For this reason I suspect that “Malay”, which was the lingua-franca amongst slaves as Malayu was widely spoken at the time, was used to deny mixed DNA during apartheid. Bradlow and Cairns, who researched early slave communities, reveal that only 31 per cent of slaves hailed from the East Indies, with 36 per cent from India and 26 per cent from Africa.

It is powerfully evident, nonetheless, that it was the Sufi Shaikhs from the noble class of the Orang Cayen – the exiles from the Dutch East India colonies – who taught the community their Deen, despite the Statutes of India forbidding the practice of Islam. Later, with slave owners under more pressure to liberate Christian slaves, there was little resistance to them becoming Muslim.

However, today Muslims are not one-third of the populace. The City Council reported in 2011 that Mitchells Plain, for instance, was only 22.6 per cent Muslim. Other numbers are merely speculative, as the two post-apartheid censuses did not measure South Africans by faith.

1996 research papers did courageously claim that Muslims constituted 6.6 per cent (281, 050) of Cape Town’s population against 3.9 million people. The national total of Muslims was pegged at 600,000 – 1.5 per cent of the nation.

Then again, Google claims that we are 3% of the population (1.59 million). This unattributed figure is more realistic – but perhaps still vastly understated – as audience surveys at Voice of the Cape have topped 300,000, indicating that if any of the above numbers were to be true, every single person in the Cape Town community would have listened to the radio.

With our numbers highly speculative, it makes it difficult to go beyond perceived trends, but they are still significant and they do ask for interpretation.

On the one hand we have become an upwardly mobile community; a generation of artisans and shopkeepers has been replaced by a generation of doctors, dentists, academics and corporate lawyers. On the other hand, some sections of our community have remained mired in poverty, unable to break the chains of social anomie, backyard dwelling, unemployment, crime and gangs.

In the meantime, over the last two decades I have counted Muslims hailing from fifteen different African countries and seven from Asian and Middle Eastern ones living and working in the Cape. As a blend of refugees and economic migrants, most have weathered extreme hardship and xenophobia to contribute to our local economy.

Some of their children are even starting to attend our schools, and yet another assimilative process has quietly begun.

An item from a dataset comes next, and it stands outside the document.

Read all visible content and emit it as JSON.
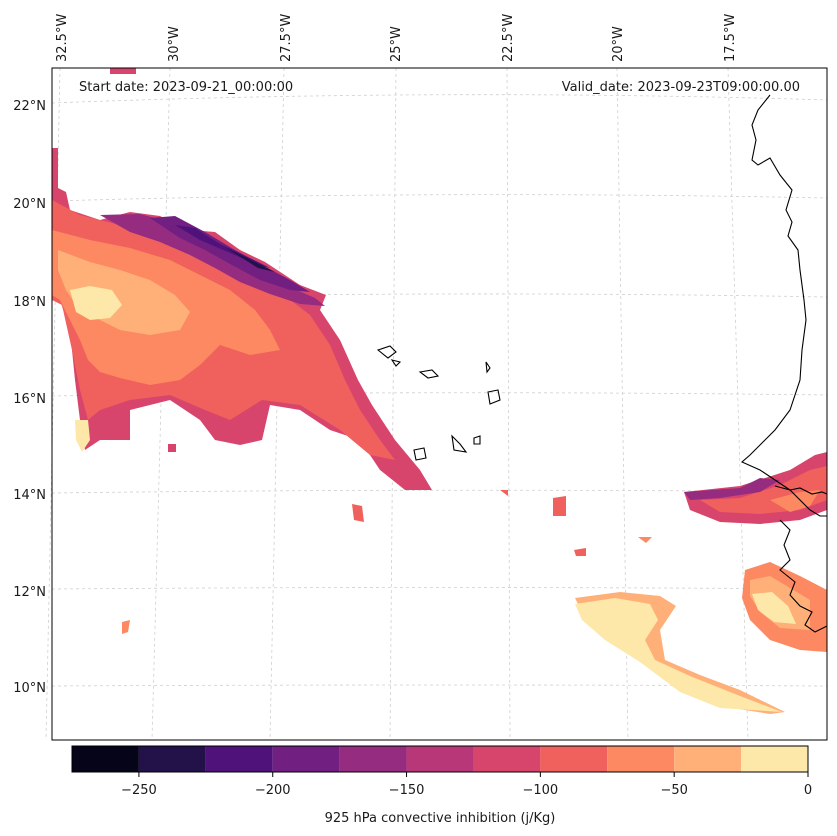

The interesting question, of course, is how this melting pot of identities – mostly still in self-defensive silos – is going to converge into the greater one. In fact, one of the major challenges is the breaking down – in the positive sense – of these social silos.

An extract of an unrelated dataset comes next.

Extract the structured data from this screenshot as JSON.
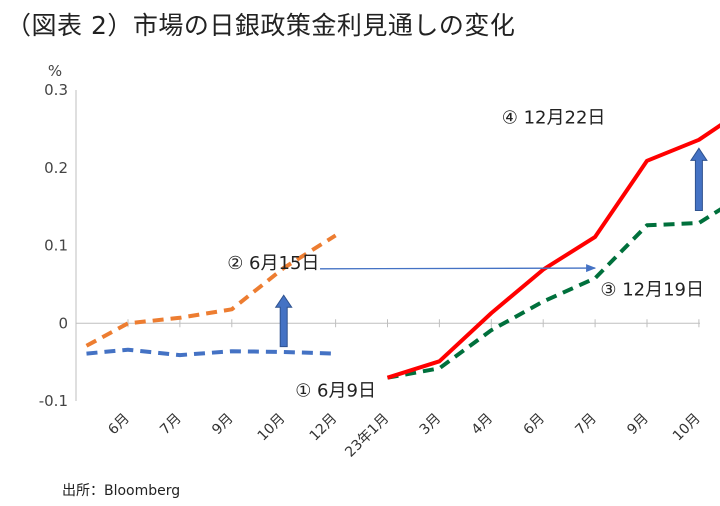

The other big question is where the community’s base of power is going to rest in the future, and what kind of Islam is going to predominate. Whilst many new South African Muslims boast centuries of Islamic tradition, and share the intrinsic values of our Sufi heritage, some have been ideologically poisoned by the strictures of Wahhabism and damaged by the intolerance of sectarian conflict.

Then there is a growing interest in Islam in the black townships, where locals are fast realising that being Muslim is not an ethnic identity determined by beard length, shortened trousers and Pakistani shirts. The visits of African Shaikhs, such as Shaikh Hassan Cisse, have had a huge impact, as have the well-publicised reversions of figures such as Judge Hlope and Mandla Mandela.

Some in these township and expat populations have indicated that the Jami’ats and the Muslim Judicial Council, as we now know them, will have to change if they want to be truly representative of the community. There is already sentiment amongst those who see themselves as marginalised, that the traditional “Malay” and “Indian” blocs are an anachronism.

Whatever the case, our social landscape is transforming before our very eyes and it should be our duty to observe it, to study it and to understand it as we become a melting pot that forges the substance of a fresh new South African identity.